A senhora Mogherini logo convocou uma reunião de emergência dos ministros de Negócios Estrangeiros da União Europeia sobre a crise ucraniana, para 29 de Janeiro. Por coincidência, a reunião que, antes, fora pensada como preparatória da planeada cimeira anti-terrorista de 12 e 13 de Fevereiro. E, por coincidência também, uma reunião em que logo se cruzaram os novos sinais da agenda grega com os sopros do vento Leste, como se uma e outro se pudessem cruzar já, num cocktail de consequências que ninguém quer prever.
A seguir, enquanto ouvíamos as declarações dramáticas do Presidente Poroshenko, vimos uma cimeira em Moscovo com Putin. Quem lá estava? Tusk? Juncker? Mogherini? Não. Foram Angela Merkel e François Hollande. A U.E. existe? 
Centremo-nos, porém, no fundamental, que é o de conseguirem ter êxito, em representação sem dúvida de todos os europeus. Tê-lo-ão? Estiveram em Kiev e em Moscovo. Entretanto, Washington andou aí; e Merkel por lá também. Avançou-se? Merkel e Hollande estarão de novo em Minsk. Evitar-se-á o que já se diz poder ser a “guerra total”?
No meio disto, domingo passado, prosseguindo a sua agenda nacionalista e reafirmando a linha aparentemente mais dura, o novo primeiro-ministro grego, Alexis Tsipras, anuncia o programa de governo diante do Parlamento grego e puxa do canivete reclamando 162 mil milhões de euros à Alemanha por indemnizações pela ocupação nazi. 
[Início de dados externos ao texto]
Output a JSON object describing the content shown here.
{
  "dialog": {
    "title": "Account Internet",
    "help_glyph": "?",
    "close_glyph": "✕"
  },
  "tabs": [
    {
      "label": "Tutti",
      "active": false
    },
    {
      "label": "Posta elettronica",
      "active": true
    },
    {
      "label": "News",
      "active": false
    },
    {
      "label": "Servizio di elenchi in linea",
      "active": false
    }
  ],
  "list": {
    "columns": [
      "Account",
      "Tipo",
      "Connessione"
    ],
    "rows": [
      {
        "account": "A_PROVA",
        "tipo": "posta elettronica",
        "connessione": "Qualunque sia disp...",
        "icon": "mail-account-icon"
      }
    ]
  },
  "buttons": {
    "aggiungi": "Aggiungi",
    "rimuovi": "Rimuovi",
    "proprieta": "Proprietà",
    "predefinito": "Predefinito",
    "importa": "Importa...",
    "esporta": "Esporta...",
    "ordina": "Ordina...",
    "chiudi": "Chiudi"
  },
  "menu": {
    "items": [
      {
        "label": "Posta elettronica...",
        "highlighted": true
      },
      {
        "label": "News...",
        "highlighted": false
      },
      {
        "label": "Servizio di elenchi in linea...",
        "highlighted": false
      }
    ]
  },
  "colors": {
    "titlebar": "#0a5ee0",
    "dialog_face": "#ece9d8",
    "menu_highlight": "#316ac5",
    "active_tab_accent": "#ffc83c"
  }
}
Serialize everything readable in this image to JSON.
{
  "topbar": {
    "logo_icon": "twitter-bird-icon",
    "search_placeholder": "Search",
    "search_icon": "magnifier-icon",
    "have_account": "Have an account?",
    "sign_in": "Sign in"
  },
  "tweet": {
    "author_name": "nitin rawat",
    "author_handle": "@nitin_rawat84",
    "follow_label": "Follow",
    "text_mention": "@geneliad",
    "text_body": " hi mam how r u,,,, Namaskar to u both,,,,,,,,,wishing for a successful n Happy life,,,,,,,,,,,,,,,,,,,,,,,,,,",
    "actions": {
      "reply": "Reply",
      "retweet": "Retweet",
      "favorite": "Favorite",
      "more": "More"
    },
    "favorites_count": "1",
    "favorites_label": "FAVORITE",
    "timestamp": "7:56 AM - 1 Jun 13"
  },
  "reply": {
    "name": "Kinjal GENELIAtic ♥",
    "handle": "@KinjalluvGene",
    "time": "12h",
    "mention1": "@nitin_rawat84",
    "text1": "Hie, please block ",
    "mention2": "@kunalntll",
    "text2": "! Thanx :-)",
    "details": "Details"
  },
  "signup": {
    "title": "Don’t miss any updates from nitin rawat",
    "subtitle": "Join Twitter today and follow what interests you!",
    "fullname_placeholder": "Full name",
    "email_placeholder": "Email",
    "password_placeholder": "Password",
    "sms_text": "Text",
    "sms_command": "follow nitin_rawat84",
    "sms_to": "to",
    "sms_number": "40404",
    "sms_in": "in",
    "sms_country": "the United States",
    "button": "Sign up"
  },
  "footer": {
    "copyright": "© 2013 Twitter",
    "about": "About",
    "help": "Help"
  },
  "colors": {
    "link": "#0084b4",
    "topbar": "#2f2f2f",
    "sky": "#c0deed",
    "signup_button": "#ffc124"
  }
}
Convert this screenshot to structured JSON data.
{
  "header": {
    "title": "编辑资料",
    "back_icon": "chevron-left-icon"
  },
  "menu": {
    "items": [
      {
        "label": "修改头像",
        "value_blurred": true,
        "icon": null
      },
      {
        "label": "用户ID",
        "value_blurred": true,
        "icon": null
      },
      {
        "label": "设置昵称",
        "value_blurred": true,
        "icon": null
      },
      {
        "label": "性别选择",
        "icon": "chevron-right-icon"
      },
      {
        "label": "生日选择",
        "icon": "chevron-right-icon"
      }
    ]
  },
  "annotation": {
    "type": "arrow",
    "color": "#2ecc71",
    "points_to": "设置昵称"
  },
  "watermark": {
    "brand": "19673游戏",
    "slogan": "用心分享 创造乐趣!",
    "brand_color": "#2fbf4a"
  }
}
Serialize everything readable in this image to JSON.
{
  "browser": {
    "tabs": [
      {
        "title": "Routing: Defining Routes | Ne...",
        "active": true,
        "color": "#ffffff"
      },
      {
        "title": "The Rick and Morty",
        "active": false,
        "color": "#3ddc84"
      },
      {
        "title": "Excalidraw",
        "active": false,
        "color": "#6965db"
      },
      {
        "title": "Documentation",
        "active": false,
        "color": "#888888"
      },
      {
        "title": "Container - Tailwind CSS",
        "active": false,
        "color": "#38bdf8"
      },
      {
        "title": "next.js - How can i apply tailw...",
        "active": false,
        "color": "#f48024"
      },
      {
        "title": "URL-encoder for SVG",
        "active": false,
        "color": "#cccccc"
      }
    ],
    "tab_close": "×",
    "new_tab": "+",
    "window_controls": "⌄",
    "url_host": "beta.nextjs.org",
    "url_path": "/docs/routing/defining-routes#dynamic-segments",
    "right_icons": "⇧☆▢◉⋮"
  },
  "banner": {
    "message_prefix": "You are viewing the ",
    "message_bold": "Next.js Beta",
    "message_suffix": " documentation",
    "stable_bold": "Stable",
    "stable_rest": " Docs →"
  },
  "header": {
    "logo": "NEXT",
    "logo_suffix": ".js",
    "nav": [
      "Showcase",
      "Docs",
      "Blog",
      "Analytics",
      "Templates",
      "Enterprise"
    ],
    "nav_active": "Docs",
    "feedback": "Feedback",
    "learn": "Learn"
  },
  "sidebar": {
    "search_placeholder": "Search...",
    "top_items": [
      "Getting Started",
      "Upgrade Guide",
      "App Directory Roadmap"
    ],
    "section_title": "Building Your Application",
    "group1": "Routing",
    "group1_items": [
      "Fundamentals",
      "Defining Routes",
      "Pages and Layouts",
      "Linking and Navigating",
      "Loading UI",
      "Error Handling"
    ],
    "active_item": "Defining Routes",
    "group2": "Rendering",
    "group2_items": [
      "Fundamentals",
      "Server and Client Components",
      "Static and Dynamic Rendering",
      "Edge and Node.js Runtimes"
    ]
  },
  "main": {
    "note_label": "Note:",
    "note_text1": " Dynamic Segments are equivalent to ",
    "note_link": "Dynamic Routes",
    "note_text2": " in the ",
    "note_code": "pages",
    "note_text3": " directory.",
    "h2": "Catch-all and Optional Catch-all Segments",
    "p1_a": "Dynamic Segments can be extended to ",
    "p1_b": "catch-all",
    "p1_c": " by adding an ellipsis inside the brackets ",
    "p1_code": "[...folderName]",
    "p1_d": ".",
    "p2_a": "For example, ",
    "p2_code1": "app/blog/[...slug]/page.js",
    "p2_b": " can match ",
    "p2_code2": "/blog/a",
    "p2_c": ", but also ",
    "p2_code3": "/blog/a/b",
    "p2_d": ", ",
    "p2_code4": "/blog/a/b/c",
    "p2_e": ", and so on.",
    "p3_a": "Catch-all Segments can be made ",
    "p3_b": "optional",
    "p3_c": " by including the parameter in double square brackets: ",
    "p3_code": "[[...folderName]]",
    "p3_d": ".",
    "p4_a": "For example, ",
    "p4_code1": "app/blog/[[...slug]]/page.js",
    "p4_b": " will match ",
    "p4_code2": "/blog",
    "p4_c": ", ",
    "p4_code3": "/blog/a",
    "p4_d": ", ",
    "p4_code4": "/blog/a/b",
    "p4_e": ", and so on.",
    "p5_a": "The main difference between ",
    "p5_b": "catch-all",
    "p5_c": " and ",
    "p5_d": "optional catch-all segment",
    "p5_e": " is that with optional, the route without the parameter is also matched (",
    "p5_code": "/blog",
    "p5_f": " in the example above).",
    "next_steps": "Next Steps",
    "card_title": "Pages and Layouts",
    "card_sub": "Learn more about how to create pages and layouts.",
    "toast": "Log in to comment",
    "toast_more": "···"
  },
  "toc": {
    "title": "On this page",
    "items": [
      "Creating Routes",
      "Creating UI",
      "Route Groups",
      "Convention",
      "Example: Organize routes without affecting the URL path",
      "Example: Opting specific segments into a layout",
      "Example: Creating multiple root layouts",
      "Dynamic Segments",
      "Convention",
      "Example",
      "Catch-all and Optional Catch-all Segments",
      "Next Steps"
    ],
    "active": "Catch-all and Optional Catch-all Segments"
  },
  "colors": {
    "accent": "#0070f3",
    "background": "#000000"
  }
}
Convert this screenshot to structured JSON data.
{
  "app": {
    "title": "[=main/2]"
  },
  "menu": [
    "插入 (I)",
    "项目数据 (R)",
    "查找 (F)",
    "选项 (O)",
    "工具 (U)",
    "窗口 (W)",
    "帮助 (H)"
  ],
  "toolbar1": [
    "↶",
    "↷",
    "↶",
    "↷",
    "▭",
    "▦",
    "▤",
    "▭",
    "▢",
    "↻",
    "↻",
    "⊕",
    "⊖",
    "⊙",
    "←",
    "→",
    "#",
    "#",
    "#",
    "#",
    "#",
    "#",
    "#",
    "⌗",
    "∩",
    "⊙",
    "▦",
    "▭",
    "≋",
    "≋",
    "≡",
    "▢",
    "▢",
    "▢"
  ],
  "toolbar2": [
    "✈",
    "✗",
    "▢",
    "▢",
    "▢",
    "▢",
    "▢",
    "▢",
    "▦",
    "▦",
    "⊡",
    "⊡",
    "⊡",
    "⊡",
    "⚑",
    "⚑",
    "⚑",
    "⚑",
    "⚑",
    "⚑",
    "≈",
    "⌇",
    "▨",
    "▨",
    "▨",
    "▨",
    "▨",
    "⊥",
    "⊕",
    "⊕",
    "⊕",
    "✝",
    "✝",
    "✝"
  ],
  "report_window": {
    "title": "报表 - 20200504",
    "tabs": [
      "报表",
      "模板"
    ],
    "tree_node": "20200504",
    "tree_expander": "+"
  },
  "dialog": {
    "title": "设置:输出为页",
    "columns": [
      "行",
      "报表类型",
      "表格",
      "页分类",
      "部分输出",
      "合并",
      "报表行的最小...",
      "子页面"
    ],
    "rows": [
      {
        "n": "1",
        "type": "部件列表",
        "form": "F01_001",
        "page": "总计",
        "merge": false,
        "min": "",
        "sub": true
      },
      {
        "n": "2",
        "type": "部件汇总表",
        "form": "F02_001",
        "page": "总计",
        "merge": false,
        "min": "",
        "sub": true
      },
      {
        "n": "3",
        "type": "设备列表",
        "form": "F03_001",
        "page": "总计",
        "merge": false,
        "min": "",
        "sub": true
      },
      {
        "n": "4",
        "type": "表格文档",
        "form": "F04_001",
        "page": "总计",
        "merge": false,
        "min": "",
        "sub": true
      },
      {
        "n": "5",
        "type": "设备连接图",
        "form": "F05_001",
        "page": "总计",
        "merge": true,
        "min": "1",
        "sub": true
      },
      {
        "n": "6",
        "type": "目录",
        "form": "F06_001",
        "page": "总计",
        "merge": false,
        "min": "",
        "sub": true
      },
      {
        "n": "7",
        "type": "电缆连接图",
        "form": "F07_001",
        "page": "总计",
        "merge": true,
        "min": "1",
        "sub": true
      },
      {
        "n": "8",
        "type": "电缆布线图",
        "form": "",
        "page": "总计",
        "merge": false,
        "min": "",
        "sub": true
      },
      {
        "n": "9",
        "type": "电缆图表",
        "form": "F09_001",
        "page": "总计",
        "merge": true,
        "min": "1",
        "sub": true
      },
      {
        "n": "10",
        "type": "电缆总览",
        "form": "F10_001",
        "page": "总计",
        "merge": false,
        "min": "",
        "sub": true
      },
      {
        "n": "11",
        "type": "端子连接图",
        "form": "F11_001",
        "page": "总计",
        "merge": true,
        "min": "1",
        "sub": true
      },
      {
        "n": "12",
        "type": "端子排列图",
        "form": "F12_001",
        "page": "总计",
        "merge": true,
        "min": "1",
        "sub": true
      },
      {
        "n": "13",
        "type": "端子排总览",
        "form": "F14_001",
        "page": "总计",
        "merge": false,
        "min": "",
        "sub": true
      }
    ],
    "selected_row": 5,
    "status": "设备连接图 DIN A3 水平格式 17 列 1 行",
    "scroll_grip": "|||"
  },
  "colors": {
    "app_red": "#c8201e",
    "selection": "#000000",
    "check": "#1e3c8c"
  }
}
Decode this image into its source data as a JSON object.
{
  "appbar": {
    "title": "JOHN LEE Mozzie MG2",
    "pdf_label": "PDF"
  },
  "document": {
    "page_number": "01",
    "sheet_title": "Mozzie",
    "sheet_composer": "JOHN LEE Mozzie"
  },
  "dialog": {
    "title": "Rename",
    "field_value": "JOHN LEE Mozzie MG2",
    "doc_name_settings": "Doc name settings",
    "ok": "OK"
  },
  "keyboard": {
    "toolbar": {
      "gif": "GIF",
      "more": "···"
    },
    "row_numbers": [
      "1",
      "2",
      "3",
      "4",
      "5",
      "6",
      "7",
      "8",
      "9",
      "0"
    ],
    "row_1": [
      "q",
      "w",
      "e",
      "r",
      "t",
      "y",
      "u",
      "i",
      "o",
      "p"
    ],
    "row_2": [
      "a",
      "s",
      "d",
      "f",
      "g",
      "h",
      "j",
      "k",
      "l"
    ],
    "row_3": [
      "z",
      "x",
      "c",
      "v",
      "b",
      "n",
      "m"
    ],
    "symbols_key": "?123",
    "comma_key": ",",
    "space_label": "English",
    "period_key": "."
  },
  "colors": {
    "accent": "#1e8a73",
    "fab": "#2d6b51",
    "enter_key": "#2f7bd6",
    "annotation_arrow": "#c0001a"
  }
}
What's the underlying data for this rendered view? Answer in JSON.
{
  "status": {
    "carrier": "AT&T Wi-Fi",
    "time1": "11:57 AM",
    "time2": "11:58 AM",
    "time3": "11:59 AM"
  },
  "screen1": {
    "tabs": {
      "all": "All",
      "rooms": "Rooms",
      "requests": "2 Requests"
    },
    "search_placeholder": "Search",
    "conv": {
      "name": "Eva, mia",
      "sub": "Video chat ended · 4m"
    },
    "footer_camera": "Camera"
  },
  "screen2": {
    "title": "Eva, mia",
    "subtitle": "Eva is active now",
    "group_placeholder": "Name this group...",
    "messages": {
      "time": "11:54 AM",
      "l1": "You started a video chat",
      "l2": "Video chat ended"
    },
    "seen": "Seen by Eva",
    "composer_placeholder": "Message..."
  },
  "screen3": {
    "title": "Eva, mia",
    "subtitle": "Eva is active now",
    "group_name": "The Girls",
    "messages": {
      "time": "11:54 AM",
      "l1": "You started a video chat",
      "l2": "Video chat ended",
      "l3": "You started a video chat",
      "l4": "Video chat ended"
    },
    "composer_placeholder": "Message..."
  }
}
O tempo mediático acelerado em que vivemos provoca uma tremenda erosão das notícias e da actualidade. Parece que nada dura; e que tudo é superficial e passageiro. Mas distrai-nos também dos perigos em que vivemos. Quem diria que, apenas um mês depois, a pavorosa tragédia do Charlie Hebdo já estaria sepultada debaixo de outras inquietações? E estará? Estará mesmo sepultada? Ou apenas dormente?
Na correria dos acontecimentos destes dias, na voragem dos telejornais e dos tweets, não nos damos conta de que estas três frentes questionam directamente os três fundamentos da União Europeia, desafiam-nos frontalmente e colocam-nos à beira do abismo. 
A guerra da Ucrânia e a crise perigosíssima com a Rússia ameaçam-nos a paz, que é o fundamento maior do projecto europeu. Desde 1945, é preciso voltarmos às memórias da crise de Berlim ou da crise dos mísseis, para lembrarmos outra altura em que, como agora, a paz tenha estado tão perto de poder acabar.
A crise do euro e as questões da dívida, de novo reacendidas com a vertigem grega, questionam o segundo fundamento do projecto europeu: integração económica, prosperidade, coesão, bem-estar. 
E o terrorismo ataca e fere violentamente o terceiro fundamento da construção europeia – a liberdade e a democracia, a segurança e o Estado de direito –, ao mesmo tempo que, pelos extremismos que alimenta ou pelos excessos securitários que convoca, cava a sua erosão.
Desde o Charlie Hebdo e do HyperCacher, é este o saldo do mês de Janeiro europeu. Não é coisa pouca. A paz, a prosperidade e a liberdade na linha de fogo – os três pilares europeus no fio da navalha. A coesão e a solidariedade postas à prova em ponto de desafio-limite – os dois cimentos sob teste decisivo. E, diante disto, o que nos dizem os líderes europeus? O que nos contam os deputados europeus? O que nos garantem os chefes dos Executivos? O que nos animam os líderes das instituições?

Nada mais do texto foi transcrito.